With the birth of his son, Motahari decided traveling was no longer his cup of tea, so he pulled The Elephant back to an annual performance at the The Met – now the Bing Crosby Theater.

The shows weren’t as frequent, but they weren’t just shows, either. They were full-on productions, incorporating dance groups of various ethnicities.

“We turned it into a celebration of colors with dance groups of different colors – a Spanish group, a Filipino group, a Middle Eastern group and an African group with drummers,” Motahari says.

“The kind of show we put on took an enormous amount of manpower. We’re talking five or six months of preparation.”

About a decade ago, Motahari shut down Seeking the Elephant altogether to focus on raising his son. Over the years, friends and fans have tugged at him to put the band back together.

Now that his son is grown, he decided to do just that and play the Bing one more time – one last time, if it were up to him, he says. And he’s hired a professional video and audio crew to document it.

Motahari, who works by day as an architectural engineer for Native American business Womer and Associates, says Seeking the Elephant may pop up now and then to play shows here and there.

But he doesn’t anticipate tonight’s large-scale production happening again in the future.
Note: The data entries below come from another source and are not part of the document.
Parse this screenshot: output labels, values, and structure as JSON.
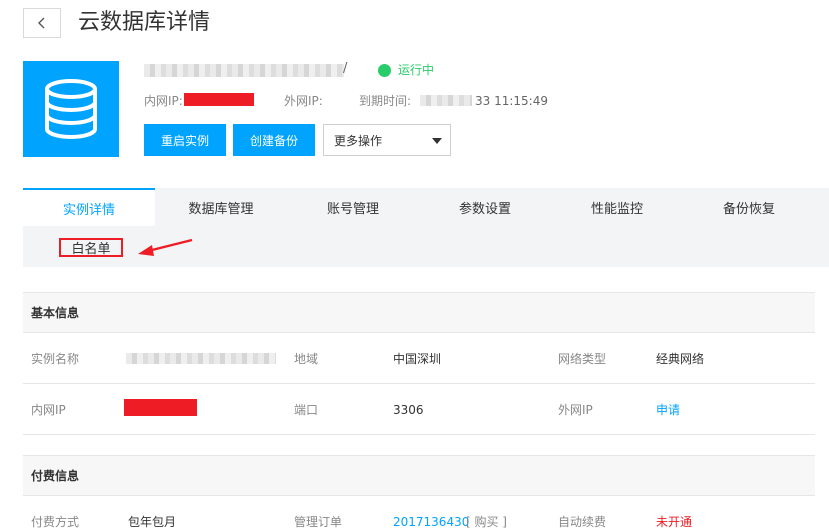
{
  "header": {
    "title": "云数据库详情"
  },
  "instance": {
    "name_suffix": "/",
    "status": "运行中",
    "labels": {
      "inner_ip": "内网IP:",
      "outer_ip": "外网IP:",
      "expire": "到期时间:"
    },
    "expire_tail": "33 11:15:49"
  },
  "actions": {
    "restart": "重启实例",
    "backup": "创建备份",
    "more": "更多操作"
  },
  "tabs": [
    {
      "label": "实例详情",
      "active": true
    },
    {
      "label": "数据库管理"
    },
    {
      "label": "账号管理"
    },
    {
      "label": "参数设置"
    },
    {
      "label": "性能监控"
    },
    {
      "label": "备份恢复"
    }
  ],
  "subtab": {
    "whitelist": "白名单"
  },
  "basic": {
    "title": "基本信息",
    "instance_name_label": "实例名称",
    "region_label": "地域",
    "region": "中国深圳",
    "network_type_label": "网络类型",
    "network_type": "经典网络",
    "inner_ip_label": "内网IP",
    "port_label": "端口",
    "port": "3306",
    "outer_ip_label": "外网IP",
    "outer_ip_action": "申请"
  },
  "billing": {
    "title": "付费信息",
    "pay_method_label": "付费方式",
    "pay_method": "包年包月",
    "order_label": "管理订单",
    "order": "2017136430",
    "order_suffix": "[ 购买 ]",
    "renew_label": "自动续费",
    "renew": "未开通"
  },
  "colors": {
    "accent": "#00a4ff",
    "running": "#29cc6a",
    "alert": "#ee1c25"
  }
}
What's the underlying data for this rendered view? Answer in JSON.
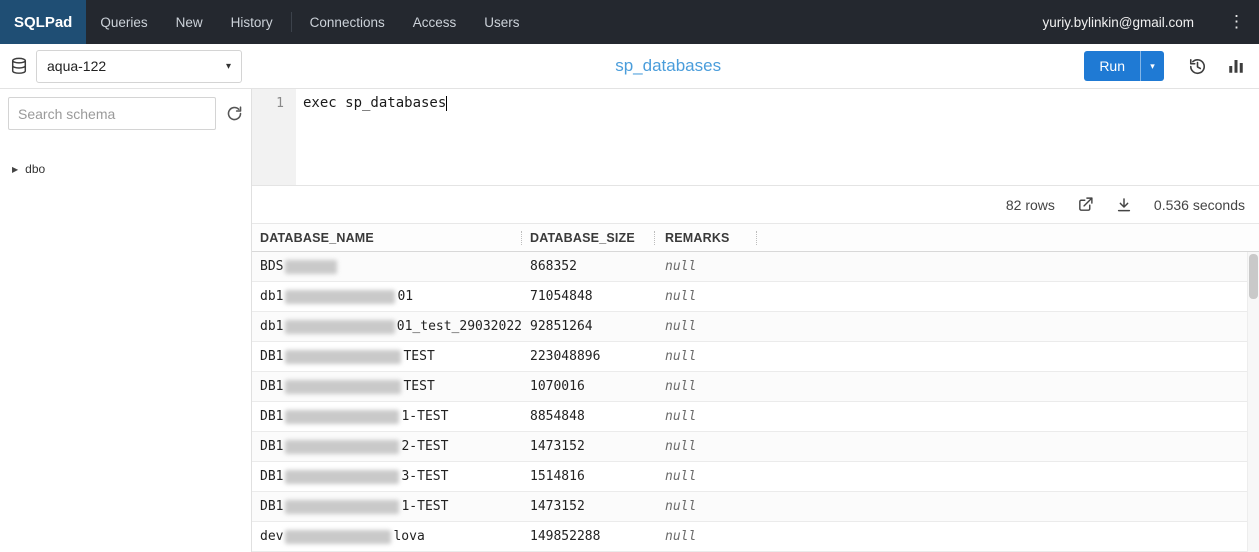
{
  "colors": {
    "navbar_bg": "#24282f",
    "brand_bg": "#1f4e74",
    "accent_blue": "#1f7ad4",
    "title_blue": "#4a9ddb",
    "null_gray": "#6b6b6b"
  },
  "icons": {
    "kebab": "⋮",
    "caret_down": "▾",
    "tree_expander": "▶"
  },
  "navbar": {
    "brand": "SQLPad",
    "links_left": [
      "Queries",
      "New",
      "History"
    ],
    "links_right": [
      "Connections",
      "Access",
      "Users"
    ],
    "user_email": "yuriy.bylinkin@gmail.com"
  },
  "toolbar": {
    "connection_value": "aqua-122",
    "query_title": "sp_databases",
    "run_label": "Run"
  },
  "sidebar": {
    "search_placeholder": "Search schema",
    "tree_items": [
      {
        "label": "dbo"
      }
    ]
  },
  "editor": {
    "line_number": "1",
    "code": "exec sp_databases"
  },
  "results": {
    "row_count_label": "82 rows",
    "elapsed_label": "0.536 seconds",
    "columns": [
      "DATABASE_NAME",
      "DATABASE_SIZE",
      "REMARKS"
    ],
    "rows": [
      {
        "name_prefix": "BDS",
        "redacted_width": 52,
        "name_suffix": "",
        "size": "868352",
        "remarks": "null"
      },
      {
        "name_prefix": "db1",
        "redacted_width": 110,
        "name_suffix": "01",
        "size": "71054848",
        "remarks": "null"
      },
      {
        "name_prefix": "db1",
        "redacted_width": 110,
        "name_suffix": "01_test_29032022",
        "size": "92851264",
        "remarks": "null"
      },
      {
        "name_prefix": "DB1",
        "redacted_width": 116,
        "name_suffix": "TEST",
        "size": "223048896",
        "remarks": "null"
      },
      {
        "name_prefix": "DB1",
        "redacted_width": 116,
        "name_suffix": "TEST",
        "size": "1070016",
        "remarks": "null"
      },
      {
        "name_prefix": "DB1",
        "redacted_width": 114,
        "name_suffix": "1-TEST",
        "size": "8854848",
        "remarks": "null"
      },
      {
        "name_prefix": "DB1",
        "redacted_width": 114,
        "name_suffix": "2-TEST",
        "size": "1473152",
        "remarks": "null"
      },
      {
        "name_prefix": "DB1",
        "redacted_width": 114,
        "name_suffix": "3-TEST",
        "size": "1514816",
        "remarks": "null"
      },
      {
        "name_prefix": "DB1",
        "redacted_width": 114,
        "name_suffix": "1-TEST",
        "size": "1473152",
        "remarks": "null"
      },
      {
        "name_prefix": "dev",
        "redacted_width": 106,
        "name_suffix": "lova",
        "size": "149852288",
        "remarks": "null"
      }
    ]
  }
}
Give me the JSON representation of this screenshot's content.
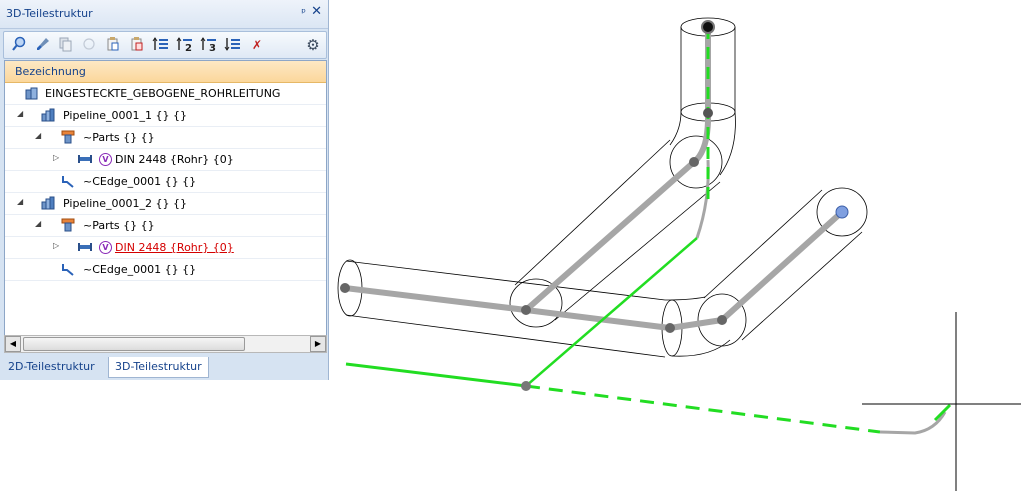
{
  "panel": {
    "title": "3D-Teilestruktur",
    "pin_glyph": "ᵖ",
    "close_glyph": "✕",
    "toolbar_icons": [
      "magnifier-icon",
      "brush-icon",
      "copy-icon",
      "circle-icon",
      "paste-icon",
      "paste-special-icon",
      "sort-1-icon",
      "sort-2-icon",
      "sort-3-icon",
      "sort-down-icon",
      "delete-filter-icon",
      "gear-icon"
    ],
    "toolbar_glyphs": {
      "sort2": "2",
      "sort3": "3",
      "gear": "⚙",
      "delete": "✗"
    },
    "column_header": "Bezeichnung",
    "tree": [
      {
        "label": "EINGESTECKTE_GEBOGENE_ROHRLEITUNG",
        "level": 0,
        "icon": "assembly-icon"
      },
      {
        "label": "Pipeline_0001_1 {} {}",
        "level": 1,
        "icon": "pipeline-icon",
        "expander": "◢"
      },
      {
        "label": "~Parts {} {}",
        "level": 2,
        "icon": "parts-icon",
        "expander": "◢"
      },
      {
        "label": "DIN 2448 {Rohr} {0}",
        "level": 3,
        "icon": "pipe-icon",
        "expander": "▷",
        "badge": "V"
      },
      {
        "label": "~CEdge_0001 {} {}",
        "level": 2,
        "icon": "edge-icon"
      },
      {
        "label": "Pipeline_0001_2 {} {}",
        "level": 1,
        "icon": "pipeline-icon",
        "expander": "◢"
      },
      {
        "label": "~Parts {} {}",
        "level": 2,
        "icon": "parts-icon",
        "expander": "◢"
      },
      {
        "label": "DIN 2448 {Rohr} {0}",
        "level": 3,
        "icon": "pipe-icon",
        "expander": "▷",
        "badge": "V",
        "highlight": true
      },
      {
        "label": "~CEdge_0001 {} {}",
        "level": 2,
        "icon": "edge-icon"
      }
    ],
    "scroll_left": "◀",
    "scroll_right": "▶",
    "tabs": [
      {
        "label": "2D-Teilestruktur",
        "active": false
      },
      {
        "label": "3D-Teilestruktur",
        "active": true
      }
    ]
  },
  "colors": {
    "accent": "#15428b",
    "pipe_grey": "#a6a6a6",
    "path_green": "#22dd22",
    "highlight_red": "#d40000"
  }
}
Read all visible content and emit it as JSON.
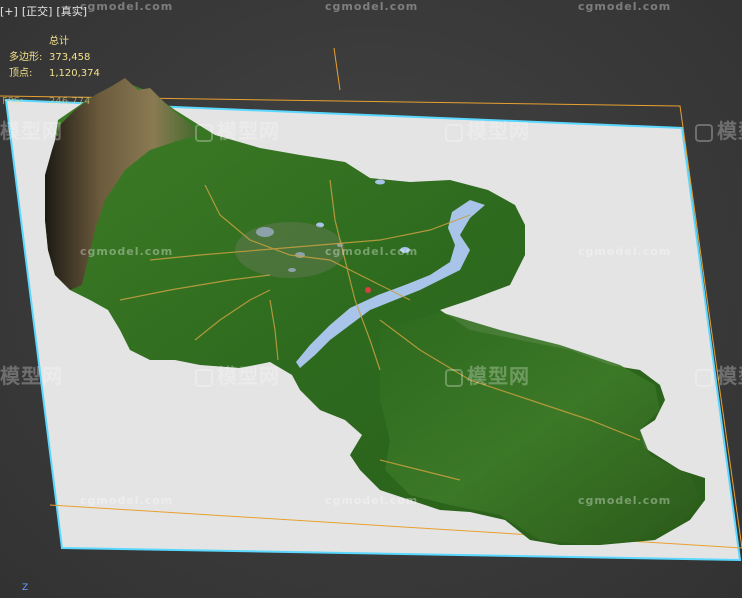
{
  "viewport": {
    "menu": [
      "[+]",
      "[正交]",
      "[真实]"
    ]
  },
  "stats": {
    "title": "总计",
    "polygons_label": "多边形:",
    "polygons_value": "373,458",
    "vertices_label": "顶点:",
    "vertices_value": "1,120,374",
    "fps_label": "FPS:",
    "fps_value": "246.774"
  },
  "axis_label": "Z",
  "watermark": {
    "cn": "模型网",
    "en": "cgmodel.com"
  },
  "colors": {
    "viewport_bg": "#3a3a3a",
    "ground_plane": "#e4e4e4",
    "plane_outline": "#5ad8ff",
    "bbox_outline": "#e8a030",
    "terrain_green": "#2f6a1c",
    "water": "#a8c4e8",
    "road": "#c8a040"
  }
}
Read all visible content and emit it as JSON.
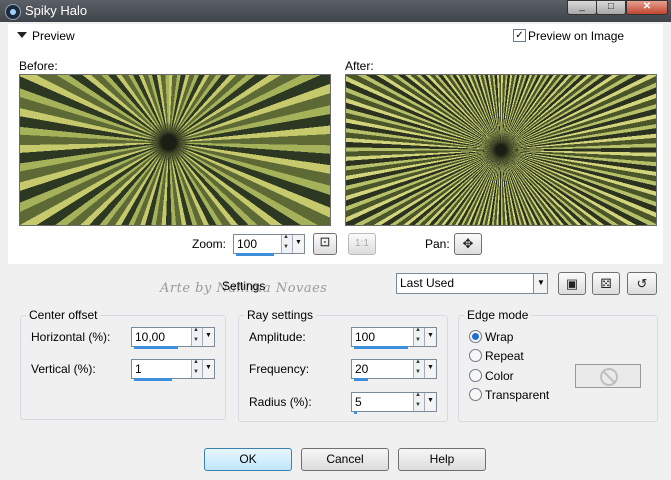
{
  "window": {
    "title": "Spiky Halo"
  },
  "preview": {
    "toggle_label": "Preview",
    "preview_on_image_label": "Preview on Image",
    "preview_on_image_checked": true,
    "before_label": "Before:",
    "after_label": "After:",
    "zoom_label": "Zoom:",
    "zoom_value": "100",
    "pan_label": "Pan:"
  },
  "settings": {
    "label": "Settings",
    "preset_value": "Last Used",
    "watermark_text": "Arte by Nahima Novaes"
  },
  "center_offset": {
    "title": "Center offset",
    "horizontal_label": "Horizontal (%):",
    "horizontal_value": "10,00",
    "vertical_label": "Vertical (%):",
    "vertical_value": "1"
  },
  "ray_settings": {
    "title": "Ray settings",
    "amplitude_label": "Amplitude:",
    "amplitude_value": "100",
    "frequency_label": "Frequency:",
    "frequency_value": "20",
    "radius_label": "Radius (%):",
    "radius_value": "5"
  },
  "edge_mode": {
    "title": "Edge mode",
    "options": [
      "Wrap",
      "Repeat",
      "Color",
      "Transparent"
    ],
    "selected": "Wrap"
  },
  "buttons": {
    "ok": "OK",
    "cancel": "Cancel",
    "help": "Help"
  },
  "colors": {
    "accent": "#3d8fdc",
    "title_bar": "#4a5057"
  }
}
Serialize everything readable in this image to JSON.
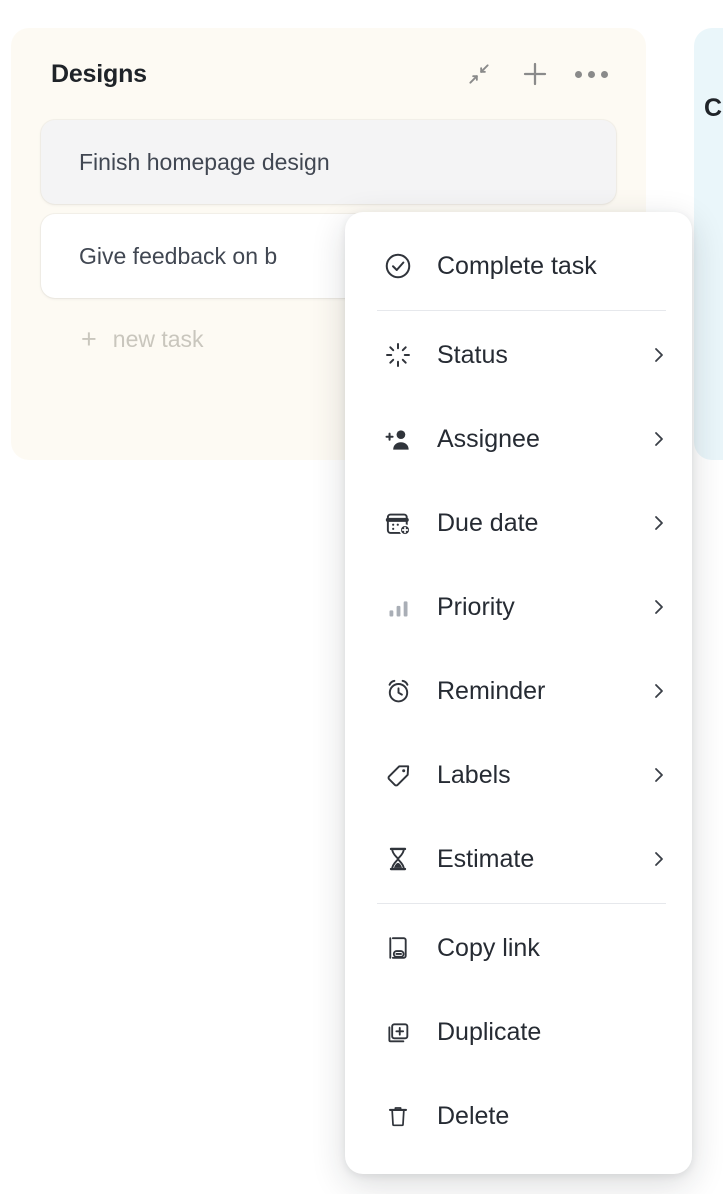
{
  "board": {
    "column": {
      "title": "Designs",
      "actions": [
        {
          "name": "collapse",
          "icon": "collapse-icon"
        },
        {
          "name": "add",
          "icon": "plus-icon"
        },
        {
          "name": "more",
          "icon": "ellipsis-icon"
        }
      ],
      "tasks": [
        {
          "title": "Finish homepage design",
          "state": "hovered"
        },
        {
          "title": "Give feedback on b",
          "state": "plain"
        }
      ],
      "new_task_label": "new task",
      "new_task_glyph": "+"
    },
    "next_column": {
      "partial_letter": "C",
      "color": "#eaf6fa"
    }
  },
  "context_menu": {
    "groups": [
      {
        "items": [
          {
            "label": "Complete task",
            "icon": "check-circle-icon",
            "has_submenu": false
          }
        ]
      },
      {
        "items": [
          {
            "label": "Status",
            "icon": "status-spinner-icon",
            "has_submenu": true
          },
          {
            "label": "Assignee",
            "icon": "person-plus-icon",
            "has_submenu": true
          },
          {
            "label": "Due date",
            "icon": "calendar-plus-icon",
            "has_submenu": true
          },
          {
            "label": "Priority",
            "icon": "bar-chart-icon",
            "has_submenu": true
          },
          {
            "label": "Reminder",
            "icon": "alarm-clock-icon",
            "has_submenu": true
          },
          {
            "label": "Labels",
            "icon": "tag-icon",
            "has_submenu": true
          },
          {
            "label": "Estimate",
            "icon": "hourglass-icon",
            "has_submenu": true
          }
        ]
      },
      {
        "items": [
          {
            "label": "Copy link",
            "icon": "copy-link-icon",
            "has_submenu": false
          },
          {
            "label": "Duplicate",
            "icon": "duplicate-icon",
            "has_submenu": false
          },
          {
            "label": "Delete",
            "icon": "trash-icon",
            "has_submenu": false
          }
        ]
      }
    ]
  },
  "colors": {
    "column_bg": "#fdfaf3",
    "card_hover": "#f4f4f5",
    "card_plain": "#ffffff",
    "menu_bg": "#ffffff",
    "text": "#262b33",
    "muted": "#c9c6bd"
  }
}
The show will be kicked off by dance groups Desert Silk, Hasna Haddiyah and Koreshakti Tribal Fusion, and singer-songwriter Chuck Evans. Also joining Seeking the Elephant onstage is guitarist Rick Mathews.

As he makes his re-entry into live music – no matter how temporary – Motahari sees far more bands playing original music in town, but far fewer venues to host them.

“I’m pretty disappointed in Spokane’s nightlife,” he says. “I went out the other day to check out the venues and there are so few places that do original music. When we started out there weren’t any and by the end there were many.

“You’re not going to move the elephant overnight. You have to nudge and nudge and eventually it takes a step in the direction you want it to, and you have to acknowledge that as an accomplishment.”